Der Hauptstreitpunkt im vorliegenden Verfahren ist, ob Art 6.7.3. ARB 2000 in unzulässiger Weise das in Art 4 der Richtlinie 87/344/EWG (Rechtsschutzversicherungs-Richtlinie) postulierte und durch § 158k VersVG umgesetzte Recht des Versicherungsnehmers auf freie Anwaltswahl einschränkt.
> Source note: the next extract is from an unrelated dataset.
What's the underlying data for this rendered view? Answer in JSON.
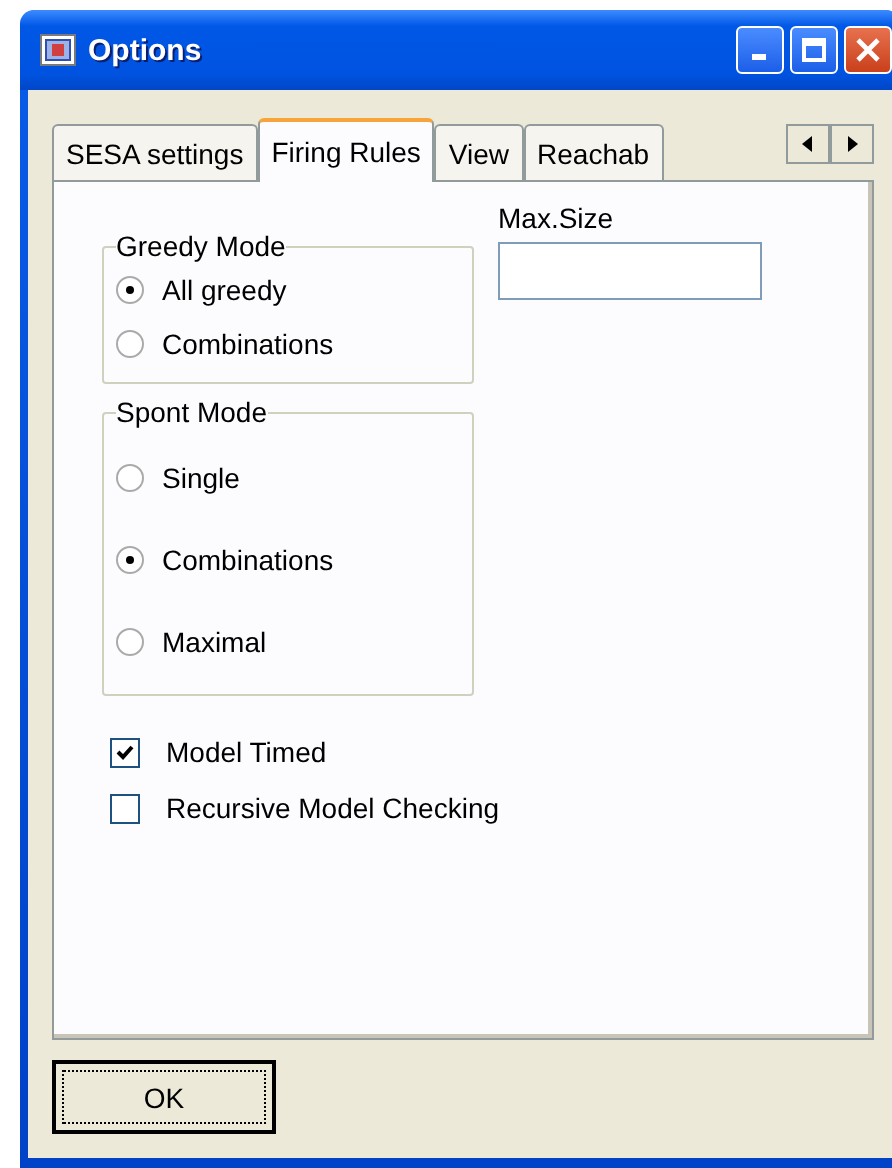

Der Oberste Gerichtshof hat sich im gleichgelagerten Fall 7 Ob 26/08m veranlasst gesehen, dem Gerichtshof der Europäischen Gemeinschaften (EuGH) gemäß Artikel 234 EG folgende Frage zur Vorabentscheidung vorzulegen:

„Ist Art 4 Abs 1 der Richtlinie 87/344/EWG dahin auszulegen, dass ihm eine in Allgemeinen Versicherungsbedingungen eines Rechtsschutzversicherers enthaltene Klausel, die dem Versicherer in Versicherungsfällen, in denen eine größere Anzahl von Versicherungsnehmern durch dasselbe Ereignis (etwa die Insolvenz eines Wertpapierdienstleistungsunternehmens) geschädigt wird, zur Auswahl eines Rechtsvertreters berechtigt und damit das Recht des einzelnen Versicherungsnehmers auf freie Anwaltswahl beschränkt (sogenannte „Massenschadenklausel"), widerspricht?" Der EuGH hat diese Frage mit Urteil vom , RS C-199/08, wie folgt beantwortet: „Art 4 Abs 1 Buchst a der Richtlinie 87/344/EWG des Rates vom zur Koordinierung der Rechts- und Verwaltungsvorschriften für die Rechtsschutzversicherung ist dahin auszulegen, dass der Rechtsschutzversicherer sich in dem Fall, dass eine größere Anzahl von Versicherungsnehmern durch dasselbe Ereignis geschädigt ist, nicht das Recht vorbehalten kann, selbst den Rechtsvertreter aller betroffenen Versicherungsnehmer auszuwählen."

Damit steht für den Obersten Gerichtshof bindend fest, dass Art 6.7.3. ARB 2000 das in Art 4 der Rechtsschutzversicherungs-Richtlinie postulierte und durch § 158k VersVG in Österreich umgesetzte Recht des Rechtsschutzversicherten auf freie Anwaltswahl unzulässig einschränkt und daher unbeachtlich ist. Auf die umfangreichen Ausführungen zu dieser Rechtsfrage ist daher nicht mehr einzugehen. Daraus folgt einerseits, dass sich die Beklagte zur Begründung ihrer Leistungsfreiheit nicht auf Art 6.7.3. ARB 2000 stützen kann, andererseits, dass die Bestimmung im Versicherungsvertrag zwischen den Parteien rechtsunwirksam ist.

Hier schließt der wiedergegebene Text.